Art
Hal Foster
American art critic, historian, and Townsend Martin, Class of 1917, Professor of Art and Archaeology at Princeton University, whose writings on postmodernism, the avant-garde, and contemporary art have shaped critical discourse since the 1980s.
Why They Matter
Hal Foster (born 1955) studied at Columbia University and the City University of New York and emerged in the early 1980s as one of the most intellectually ambitious voices in American art criticism. His edited volume The Anti-Aesthetic: Essays on Postmodern Culture (1983) became a defining anthology for postmodern thought in the arts, gathering essays by Jean Baudrillard, Fredric Jameson, Jurgen Habermas, Rosalind Krauss, and others that collectively mapped the terrain of a cultural landscape in which modernist certainties had dissolved. The book's title alone declared a program: aesthetics as traditionally conceived was no longer adequate to the conditions of late-capitalist cultural production.
Foster joined the faculty of Princeton University, where he holds the Townsend Martin, Class of 1917, Professorship in Art and Archaeology, and has also been a regular contributor to October, the journal co-founded by Krauss and Annette Michelson that has served as the principal organ of advanced art criticism in America. His own critical writings, including Recodings: Art, Spectacle, Cultural Politics (1985), The Return of the Real (1996), and Prosthetic Gods (2004), combine psychoanalytic theory, Frankfurt School critical theory, and close formal analysis to interrogate the relationship between avant-garde art and the broader culture it claims to resist.
As co-author, with Rosalind Krauss, Yve-Alain Bois, and Benjamin H.D. Buchloh, of Art Since 1900: Modernism, Antimodernism, Postmodernism (2004, revised 2011 and 2016), Foster helped produce the most comprehensive and theoretically sophisticated survey of modern and contemporary art available. The textbook's innovative structure, organized as a sequence of dated entries rather than a continuous narrative, reflected its authors' conviction that art history is not a smooth progression but a series of ruptures, returns, and contestations.

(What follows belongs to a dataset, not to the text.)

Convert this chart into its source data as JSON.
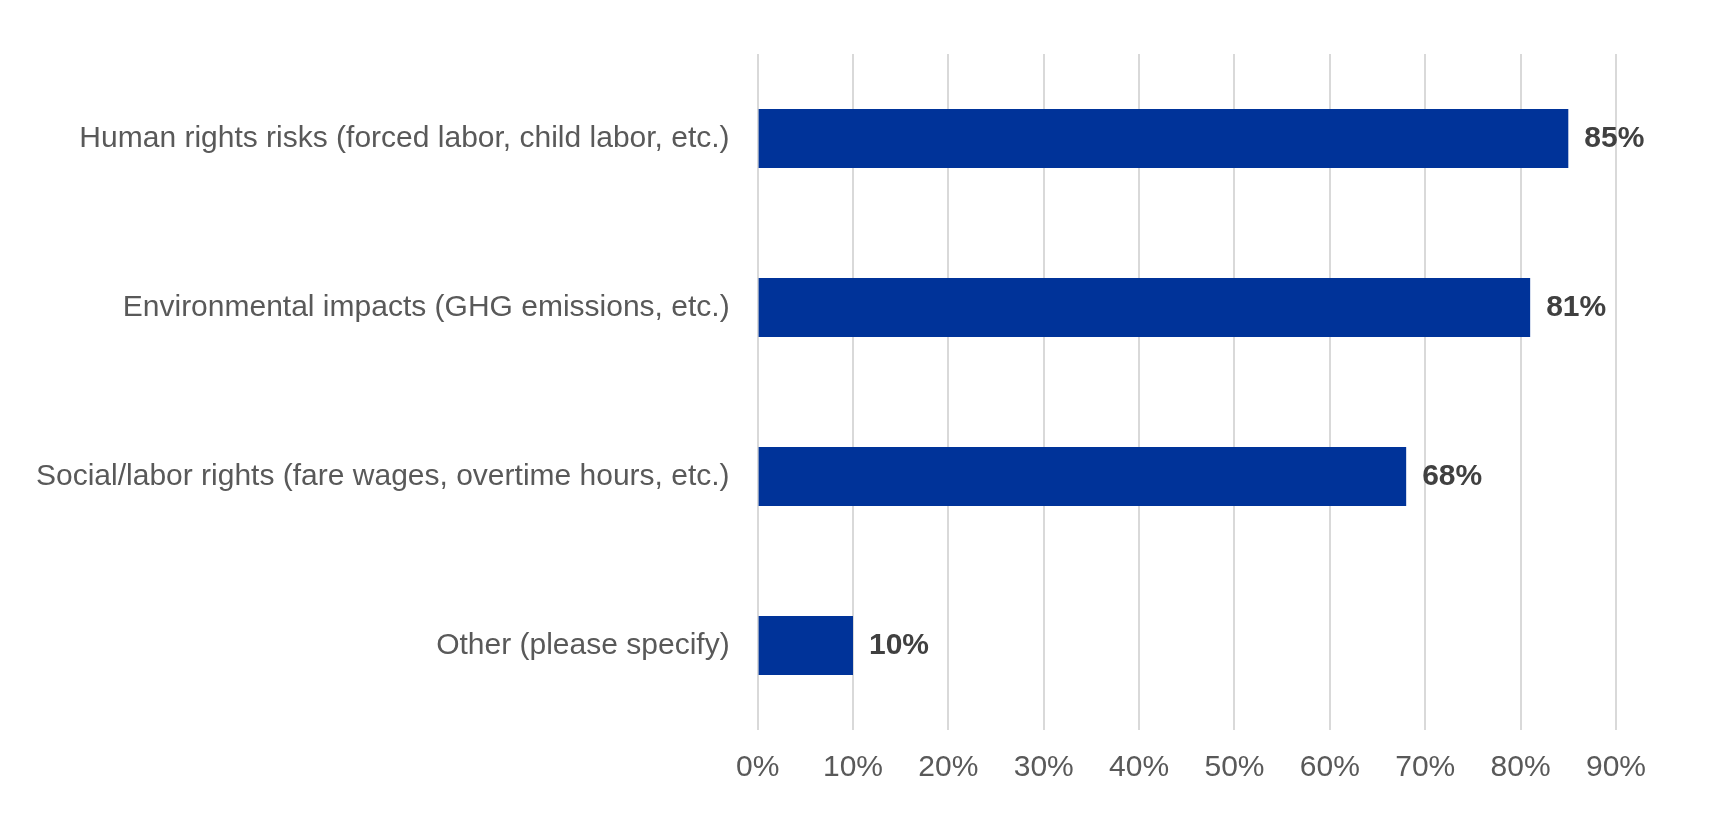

Foster's influence extends across art history, literary studies, and cultural theory. His concept of the 'return of the real' -- the argument that avant-garde art periodically returns to traumatic encounters with the body and the social that earlier movements had sublimated -- has become a widely cited framework for understanding the relationship between aesthetic experimentation and historical experience. He continues to write and teach at Princeton, where his seminars attract students from across the humanities.